LIVE: Fact-checking the vice presidential debate between Mike Pence and Kamala Harris
- Vice President Mike Pence and Democratic vice presidential nominee faced off Wednesday in the first and only debate between the two of the 2020 campaign season.
- Topics for the debate have not been publicly released, but it will likely focus heavily on the Trump administration's handling of the coronavirus pandemic, which has infected more than 7 million Americans including the president and killed over 210,000.
- This month, the virus made its way to the highest levels of the US government, infecting more than two dozen people in President Donald Trump's orbit, including him and First Lady Melania Trump.
- Other debate topics will likely focus on healthcare, the economy, the Supreme Court, and Trump and Joe Biden's respective records.
- Scroll down to follow Business Insider's live fact check of the debate.
- Visit Business Insider's homepage for more stories.
On Wednesday, Vice President Mike Pence and Democratic vice presidential candidate Kamala Harris face off in the first and only vice presidential debate of the 2020 election.
The debate comes as the Trump administration is mired in the most serious public health crisis of Donald Trump's presidency: more than two dozen people in and around Trump's orbit have tested positive for the novel coronavirus. That includes Trump and First Lady Melania Pence, multiple current and former Republican lawmakers, the White House press secretary, Trump's counselor Hope Hicks, the head of the White House security office Crede Bailey, and others.
The second highest-ranking official in the Marine Corps and a senior Coast Guard admiral have also tested positive, and top military officials including the joint chiefs of staff have had to go into quarantine as a result.
Pence has tested negative as of Wednesday, but the Biden campaign insisted that debate staff erect a plexiglass wall between Harris and the vice president and keep them more than six feet apart as a precautionary measure.

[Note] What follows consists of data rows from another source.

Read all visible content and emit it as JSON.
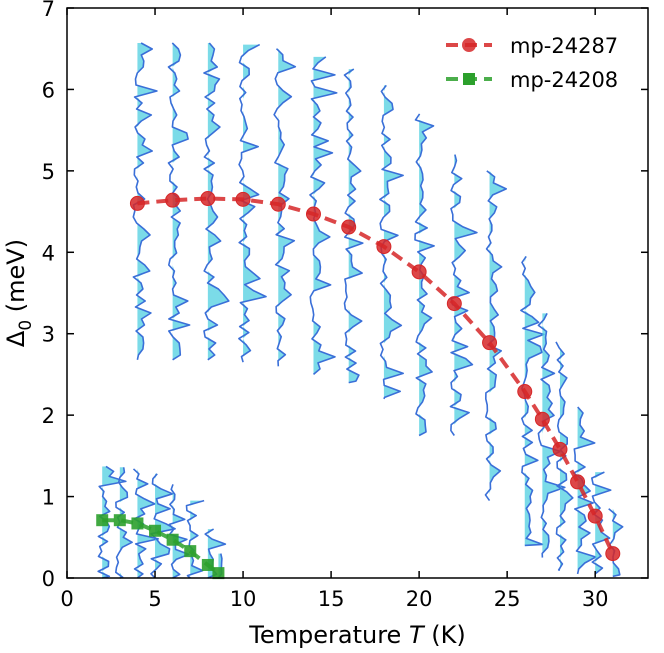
{
  "chart_data": {
    "type": "line",
    "title": "",
    "xlabel": {
      "prefix": "Temperature ",
      "var": "T",
      "suffix": " (K)"
    },
    "ylabel": {
      "prefix": "Δ",
      "sub": "0",
      "suffix": " (meV)"
    },
    "xlim": [
      0,
      33
    ],
    "ylim": [
      0,
      7
    ],
    "xticks": [
      0,
      5,
      10,
      15,
      20,
      25,
      30
    ],
    "yticks": [
      0,
      1,
      2,
      3,
      4,
      5,
      6,
      7
    ],
    "grid": false,
    "legend_position": "top-right",
    "series": [
      {
        "name": "mp-24287",
        "color": "#d62728",
        "marker": "circle",
        "linestyle": "dashed",
        "x": [
          4,
          6,
          8,
          10,
          12,
          14,
          16,
          18,
          20,
          22,
          24,
          26,
          27,
          28,
          29,
          30,
          31
        ],
        "y": [
          4.6,
          4.64,
          4.66,
          4.65,
          4.59,
          4.47,
          4.31,
          4.07,
          3.76,
          3.37,
          2.89,
          2.29,
          1.95,
          1.58,
          1.18,
          0.76,
          0.3
        ]
      },
      {
        "name": "mp-24208",
        "color": "#2ca02c",
        "marker": "square",
        "linestyle": "dashed",
        "x": [
          2,
          3,
          4,
          5,
          6,
          7,
          8,
          8.6
        ],
        "y": [
          0.71,
          0.71,
          0.67,
          0.58,
          0.47,
          0.33,
          0.16,
          0.06
        ]
      }
    ],
    "spectra_overlay": {
      "description": "gap distribution histograms drawn vertically at each temperature",
      "line_color": "#3a6fd8",
      "fill_color": "#4fcfe0",
      "mp-24287": [
        {
          "T": 4,
          "ymin": 2.68,
          "ymax": 6.57
        },
        {
          "T": 6,
          "ymin": 2.68,
          "ymax": 6.57
        },
        {
          "T": 8,
          "ymin": 2.68,
          "ymax": 6.57
        },
        {
          "T": 10,
          "ymin": 2.65,
          "ymax": 6.55
        },
        {
          "T": 12,
          "ymin": 2.6,
          "ymax": 6.5
        },
        {
          "T": 14,
          "ymin": 2.5,
          "ymax": 6.4
        },
        {
          "T": 16,
          "ymin": 2.4,
          "ymax": 6.25
        },
        {
          "T": 18,
          "ymin": 2.2,
          "ymax": 6.05
        },
        {
          "T": 20,
          "ymin": 1.75,
          "ymax": 5.7
        },
        {
          "T": 22,
          "ymin": 1.75,
          "ymax": 5.2
        },
        {
          "T": 24,
          "ymin": 0.95,
          "ymax": 5.0
        },
        {
          "T": 26,
          "ymin": 0.4,
          "ymax": 3.95
        },
        {
          "T": 27,
          "ymin": 0.25,
          "ymax": 3.25
        },
        {
          "T": 28,
          "ymin": 0.1,
          "ymax": 2.9
        },
        {
          "T": 29,
          "ymin": 0.05,
          "ymax": 2.1
        },
        {
          "T": 30,
          "ymin": 0.05,
          "ymax": 1.3
        },
        {
          "T": 31,
          "ymin": 0.02,
          "ymax": 0.85
        }
      ],
      "mp-24208": [
        {
          "T": 2,
          "ymin": 0.0,
          "ymax": 1.37
        },
        {
          "T": 3,
          "ymin": 0.0,
          "ymax": 1.36
        },
        {
          "T": 4,
          "ymin": 0.0,
          "ymax": 1.34
        },
        {
          "T": 5,
          "ymin": 0.0,
          "ymax": 1.28
        },
        {
          "T": 6,
          "ymin": 0.0,
          "ymax": 1.15
        },
        {
          "T": 7,
          "ymin": 0.0,
          "ymax": 0.95
        },
        {
          "T": 8,
          "ymin": 0.0,
          "ymax": 0.6
        },
        {
          "T": 8.6,
          "ymin": 0.0,
          "ymax": 0.3
        }
      ]
    }
  }
}
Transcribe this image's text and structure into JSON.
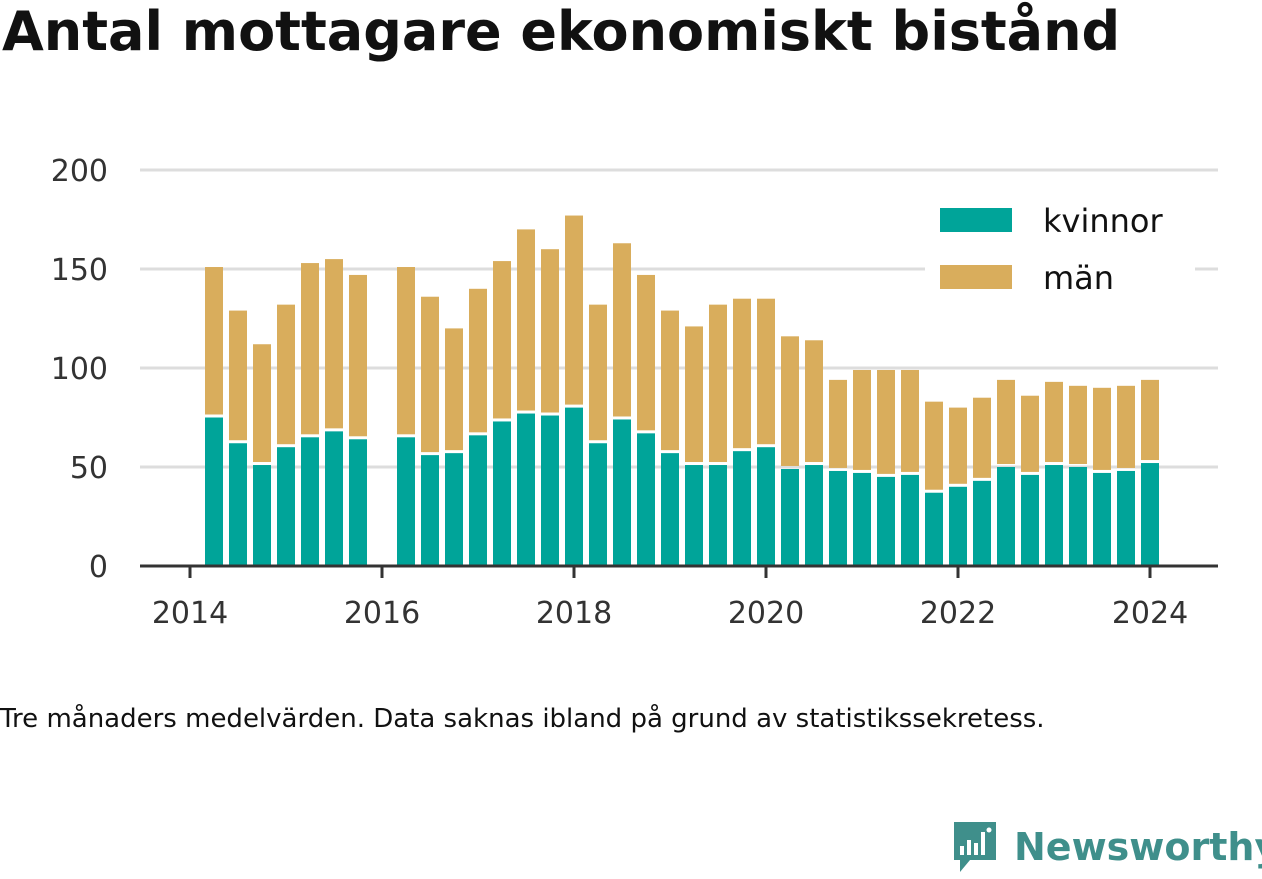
{
  "title": "Antal mottagare ekonomiskt bistånd",
  "note": "Tre månaders medelvärden. Data saknas ibland på grund av statistikssekretess.",
  "brand": "Newsworthy",
  "colors": {
    "kvinnor": "#00a499",
    "man": "#d9ad5c",
    "grid": "#dddddd",
    "axis": "#333333",
    "brand": "#3f8f8b"
  },
  "chart_data": {
    "type": "bar",
    "stacked": true,
    "xlabel": "",
    "ylabel": "",
    "ylim": [
      0,
      200
    ],
    "yticks": [
      0,
      50,
      100,
      150,
      200
    ],
    "xticks": [
      2014,
      2016,
      2018,
      2020,
      2022,
      2024
    ],
    "xlim": [
      2013.75,
      2024.3
    ],
    "legend": {
      "position": "top-right",
      "entries": [
        "kvinnor",
        "män"
      ]
    },
    "x": [
      2014.25,
      2014.5,
      2014.75,
      2015.0,
      2015.25,
      2015.5,
      2015.75,
      2016.25,
      2016.5,
      2016.75,
      2017.0,
      2017.25,
      2017.5,
      2017.75,
      2018.0,
      2018.25,
      2018.5,
      2018.75,
      2019.0,
      2019.25,
      2019.5,
      2019.75,
      2020.0,
      2020.25,
      2020.5,
      2020.75,
      2021.0,
      2021.25,
      2021.5,
      2021.75,
      2022.0,
      2022.25,
      2022.5,
      2022.75,
      2023.0,
      2023.25,
      2023.5,
      2023.75,
      2024.0
    ],
    "series": [
      {
        "name": "kvinnor",
        "values": [
          75,
          62,
          51,
          60,
          65,
          68,
          64,
          65,
          56,
          57,
          66,
          73,
          77,
          76,
          80,
          62,
          74,
          67,
          57,
          51,
          51,
          58,
          60,
          49,
          51,
          48,
          47,
          45,
          46,
          37,
          40,
          43,
          50,
          46,
          51,
          50,
          47,
          48,
          52
        ]
      },
      {
        "name": "män",
        "values": [
          76,
          67,
          61,
          72,
          88,
          87,
          83,
          86,
          80,
          63,
          74,
          81,
          93,
          84,
          97,
          70,
          89,
          80,
          72,
          70,
          81,
          77,
          75,
          67,
          63,
          46,
          52,
          54,
          53,
          46,
          40,
          42,
          44,
          40,
          42,
          41,
          43,
          43,
          42
        ]
      }
    ]
  }
}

Harris also tested negative on Wednesday.
Topics for Wednesday's debate have not been released, but it will likely focus heavily on the Trump administration's handling of the coronavirus pandemic, especially as cases, deaths, and hospitalization rates spike across the country during the flu season. USA Today's Susan Page, who is moderating the debate, will also likely ask about key policies the two campaigns have put forward on issues like healthcare, the economy, the Supreme Court, and Trump and Biden's respective governing records.
What they said: Pence said at the start of the debate that "from the very first day, President Donald Trump has put the health of Americans first" and that "he suspended all travel from China and Biden opposed this decision saying it was xenophobic."
Fact check: Trump did not ban all travel from China. He restricted certain types of travel, and far from denigrating the president's decision as xenophobic, Biden's campaign expressed support for the move in April.
What they said: Pence accused the Biden campaign of drawing from the Trump administration's COVID-19 policies, saying, "When you read the Biden plan it looks an awful lot what President Trump, the task force, and I have been doing. It looks a little bit like plagiarism, something Joe Biden knows a little bit about."
Fact check: Pence was likely referring to the plagiarism controversy that doomed Biden's 1988 presidential run. Specifically, as Insider previously reported, Biden lifted portions of a speech by United Kingdom Labour MP and Margaret Thatcher challenger Neil Kinnock. And according to a 1987 article in The New York Times, Biden acknowledged plagiarizing a law review journal for a paper during law school, and asked school administrators not to be expelled. Biden later said he made a mistake in the citation process.
Joe Perticone contributed reporting.